Having heard the name, I picked up his historical/ biography book “Memories of Istanbul” for Daisuke to read on his trip. (The irony!) The book is a rich celebration of the city – a great capital since before Muslim times, which reached its zenith under the Persian-influenced Ottomans and has since declined to being just the largest city of an economically peripheral country. The book charts the city’s decline, the interwoven history of its Muslim, Jewish,Greek and Armenian populations, and the atmosphere of defeat and lingering melancholy that mark out this city, that was once the New York of the Middle Ages.
(Interestingly,the urban myth about alligators prowling the New York sewers started in Istanbul in the 15th century!)
I enjoyed the book so much, and the images conjured up – perfect reading on a cold, grey day on the ferry across Tokyo Bay – that I started on another of his novels, “My Name is Red”. It is an odd murder mystery, set in the days of the Ottoman Empire, where every character speaks to the narrator in first person, describing their view of the events.
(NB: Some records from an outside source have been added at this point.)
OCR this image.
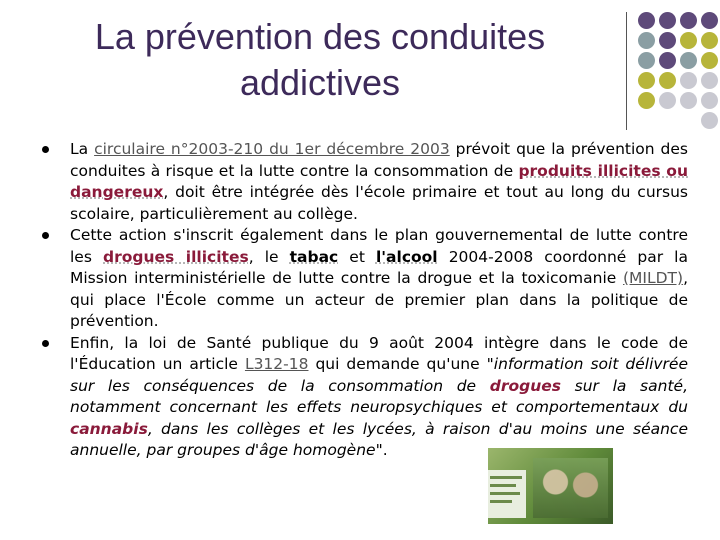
La prévention des conduites
addictives
La circulaire n°2003-210 du 1er décembre 2003 prévoit que la prévention des conduites à risque et la lutte contre la consommation de produits illicites ou dangereux, doit être intégrée dès l'école primaire et tout au long du cursus scolaire, particulièrement au collège.
Cette action s'inscrit également dans le plan gouvernemental de lutte contre les drogues illicites, le tabac et l'alcool 2004-2008 coordonné par la Mission interministérielle de lutte contre la drogue et la toxicomanie (MILDT), qui place l'École comme un acteur de premier plan dans la politique de prévention.
Enfin, la loi de Santé publique du 9 août 2004 intègre dans le code de l'Éducation un article L312-18 qui demande qu'une "information soit délivrée sur les conséquences de la consommation de drogues sur la santé, notamment concernant les effets neuropsychiques et comportementaux du cannabis, dans les collèges et les lycées, à raison d'au moins une séance annuelle, par groupes d'âge homogène".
At the heart of the novel lies the still-unsolved tension in the Turkish identity, still as strong today as it was three hundred years ago.
The Ottomans knew that they would have to adapt to superior Western technology – but what of Western culture? What should they keep and what should they keep out? How Western was too Western? Should they join Europe, or fight it?
What could be timelier?
It all has strong echoes of Japan too…but whereas Japan was defeated, occupied and remade in America”s image, Turkey (like Thailand) has struggled through the process independently – painfully, and slowly, figuring out for itself what it means to be a modern society.
His themes are serious, but Pamuk is a great writer – with a vivid eye for detail and a sense of humor. His stories intrigue. But also, he is a humanist. In his novels, the lives of clerics, officials, housewives and whores, their slaves and their gay lovers, are lovingly tied together – each character fully-rounded, three-dimensional and human. In a Middle East where we hear so many people talk in cariacatures of “infidels”, and where homosexuality is still punishable by death in ten countries, it was a revelation.
Pamuk is an interesting writer, but more than that, he is what the world needs now; a Muslim humanist devoted to a Middle East that respects its own traditons, as well as the rights of the individual. For this, as well as the quality of his work, he was awarded the Nobel Prize , and also charged with treason for daring to acknowledge the truth of the Turkish genocide against the Armenians and Kurds. (He was later let off).
So, a writer with a fascinating voice, and something important to say – who despite it all, is fun to read!!